In This Review
Al-Jazeera: The Inside Story of the Arab News Channel That Is Challenging the West

Al-Jazeera: The Inside Story of the Arab News Channel That Is Challenging the West

By Hugh Miles

Grove, 2005, 448 pp.

Although independent, Al-Jazeera was started in November 1996 with a handsome grant from the emir of Qatar, who still covers its annual deficits. Since then, it has become the most widely watched television network in the Arab world and has revolutionized Arab news coverage, with in-depth reporting (gaining access to the Osama bin Laden tapes and "embedding" among the Afghan and Iraqi people instead of only with U.S. forces), talk shows that offer real debate, and more.

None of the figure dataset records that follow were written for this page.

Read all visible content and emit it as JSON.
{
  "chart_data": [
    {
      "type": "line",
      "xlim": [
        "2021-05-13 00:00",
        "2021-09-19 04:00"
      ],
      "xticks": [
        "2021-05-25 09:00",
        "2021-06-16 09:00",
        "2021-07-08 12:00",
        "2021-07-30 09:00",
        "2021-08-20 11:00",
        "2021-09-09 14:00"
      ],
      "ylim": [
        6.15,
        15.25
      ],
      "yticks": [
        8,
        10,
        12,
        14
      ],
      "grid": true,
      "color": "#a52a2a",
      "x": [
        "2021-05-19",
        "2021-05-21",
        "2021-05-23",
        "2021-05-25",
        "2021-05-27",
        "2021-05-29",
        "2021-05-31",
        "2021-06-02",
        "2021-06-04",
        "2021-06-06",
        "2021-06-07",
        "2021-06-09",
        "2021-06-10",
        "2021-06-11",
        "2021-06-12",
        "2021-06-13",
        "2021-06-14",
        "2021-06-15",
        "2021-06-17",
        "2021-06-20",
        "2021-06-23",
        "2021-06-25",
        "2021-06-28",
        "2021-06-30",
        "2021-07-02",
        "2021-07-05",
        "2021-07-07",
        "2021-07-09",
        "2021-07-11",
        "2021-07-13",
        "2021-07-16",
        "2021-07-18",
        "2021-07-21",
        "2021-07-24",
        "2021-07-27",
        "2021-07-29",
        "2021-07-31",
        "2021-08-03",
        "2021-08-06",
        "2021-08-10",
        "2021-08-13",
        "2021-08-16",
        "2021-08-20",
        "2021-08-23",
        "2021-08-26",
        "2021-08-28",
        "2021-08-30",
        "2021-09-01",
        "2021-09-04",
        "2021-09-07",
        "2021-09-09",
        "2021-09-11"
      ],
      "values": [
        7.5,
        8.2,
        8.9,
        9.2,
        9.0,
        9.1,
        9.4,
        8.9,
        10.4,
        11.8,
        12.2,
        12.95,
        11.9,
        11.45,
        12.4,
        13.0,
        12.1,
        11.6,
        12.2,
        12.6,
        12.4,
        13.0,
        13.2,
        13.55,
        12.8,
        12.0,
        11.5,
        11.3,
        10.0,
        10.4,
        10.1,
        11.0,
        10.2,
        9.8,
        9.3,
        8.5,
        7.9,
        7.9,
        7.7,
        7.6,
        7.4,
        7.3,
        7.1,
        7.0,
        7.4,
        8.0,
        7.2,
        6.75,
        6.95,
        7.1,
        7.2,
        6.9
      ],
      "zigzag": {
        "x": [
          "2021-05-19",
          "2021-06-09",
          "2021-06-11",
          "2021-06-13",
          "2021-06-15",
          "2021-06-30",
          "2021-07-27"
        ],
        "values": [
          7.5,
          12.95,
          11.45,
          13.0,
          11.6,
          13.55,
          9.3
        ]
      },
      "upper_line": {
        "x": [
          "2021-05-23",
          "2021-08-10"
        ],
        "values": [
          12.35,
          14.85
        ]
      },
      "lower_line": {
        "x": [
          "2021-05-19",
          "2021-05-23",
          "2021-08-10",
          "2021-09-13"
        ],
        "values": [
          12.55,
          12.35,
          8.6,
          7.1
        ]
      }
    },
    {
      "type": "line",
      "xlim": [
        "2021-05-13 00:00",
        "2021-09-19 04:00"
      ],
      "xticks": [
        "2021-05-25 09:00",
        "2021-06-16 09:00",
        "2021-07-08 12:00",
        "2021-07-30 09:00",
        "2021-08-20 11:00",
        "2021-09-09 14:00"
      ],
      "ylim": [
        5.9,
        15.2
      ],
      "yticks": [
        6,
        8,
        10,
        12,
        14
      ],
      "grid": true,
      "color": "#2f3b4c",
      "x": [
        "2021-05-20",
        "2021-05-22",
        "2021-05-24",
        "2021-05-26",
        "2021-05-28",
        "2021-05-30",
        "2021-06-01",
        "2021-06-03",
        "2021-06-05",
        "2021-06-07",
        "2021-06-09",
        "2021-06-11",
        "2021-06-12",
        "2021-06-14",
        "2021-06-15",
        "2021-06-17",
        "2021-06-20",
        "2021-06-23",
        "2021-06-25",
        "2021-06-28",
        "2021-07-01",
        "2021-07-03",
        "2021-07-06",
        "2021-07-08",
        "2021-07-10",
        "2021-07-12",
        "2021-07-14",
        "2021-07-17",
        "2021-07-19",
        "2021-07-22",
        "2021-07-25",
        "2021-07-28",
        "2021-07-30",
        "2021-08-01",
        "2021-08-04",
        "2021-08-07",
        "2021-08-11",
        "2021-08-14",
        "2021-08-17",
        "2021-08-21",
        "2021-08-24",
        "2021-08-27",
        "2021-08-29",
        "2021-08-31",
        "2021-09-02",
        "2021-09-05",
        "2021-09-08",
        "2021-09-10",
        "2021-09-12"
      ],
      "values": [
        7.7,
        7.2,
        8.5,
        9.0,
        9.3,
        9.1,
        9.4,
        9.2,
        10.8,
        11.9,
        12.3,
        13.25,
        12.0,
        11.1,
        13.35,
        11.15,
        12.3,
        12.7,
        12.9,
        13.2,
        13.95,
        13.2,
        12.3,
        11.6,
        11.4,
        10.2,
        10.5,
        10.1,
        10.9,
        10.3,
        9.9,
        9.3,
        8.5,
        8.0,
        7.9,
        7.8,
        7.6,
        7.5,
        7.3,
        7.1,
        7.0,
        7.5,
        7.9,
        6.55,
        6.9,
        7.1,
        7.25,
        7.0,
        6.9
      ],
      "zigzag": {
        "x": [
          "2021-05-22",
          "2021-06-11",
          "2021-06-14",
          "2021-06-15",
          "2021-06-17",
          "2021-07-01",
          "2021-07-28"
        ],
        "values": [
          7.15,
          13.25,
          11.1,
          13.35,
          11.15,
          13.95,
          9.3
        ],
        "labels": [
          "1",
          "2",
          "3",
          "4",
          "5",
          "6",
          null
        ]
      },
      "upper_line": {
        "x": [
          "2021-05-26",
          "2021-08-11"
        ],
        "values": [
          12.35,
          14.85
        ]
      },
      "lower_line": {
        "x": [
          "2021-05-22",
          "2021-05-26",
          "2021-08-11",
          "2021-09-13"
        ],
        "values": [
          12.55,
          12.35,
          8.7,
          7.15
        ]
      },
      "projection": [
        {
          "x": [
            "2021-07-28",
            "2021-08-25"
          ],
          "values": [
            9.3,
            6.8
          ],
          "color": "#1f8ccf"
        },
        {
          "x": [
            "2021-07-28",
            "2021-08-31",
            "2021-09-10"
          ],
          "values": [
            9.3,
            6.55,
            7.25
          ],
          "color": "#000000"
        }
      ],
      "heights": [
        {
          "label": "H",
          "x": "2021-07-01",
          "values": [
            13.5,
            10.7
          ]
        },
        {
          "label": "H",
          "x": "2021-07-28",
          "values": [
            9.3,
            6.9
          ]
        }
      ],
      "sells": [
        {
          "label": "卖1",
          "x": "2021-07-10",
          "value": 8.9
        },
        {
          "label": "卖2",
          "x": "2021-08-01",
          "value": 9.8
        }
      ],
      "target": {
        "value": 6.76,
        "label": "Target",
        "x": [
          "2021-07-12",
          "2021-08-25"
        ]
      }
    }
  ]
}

It has also been denounced or had its reporters banned by the Saudis (whose pressures on potential advertisers have reportedly prevented the network from achieving profitability), the Palestinian Authority, various other Arab governments, and the United States. Miles, who has interviewed most of Al-Jazeera's staff and monitored their news and talk programs over the last two years, offers a positive appraisal of the organization's journalistic competence while introducing as a counterpoint what he describes, convincingly, as the inefficacy of official U.S. public relations. Because of Al-Jazeera, he concludes, the Arab media will never be the same: official Arab channels must go beyond "the president met today with ..." programs or lose their audience to Al-Jazeera or its emerging rivals, such as Al-Arabiya. But before reading too much into this media revolution, look at Miles' penultimate chapter, "Free Speech and the Domino Effect."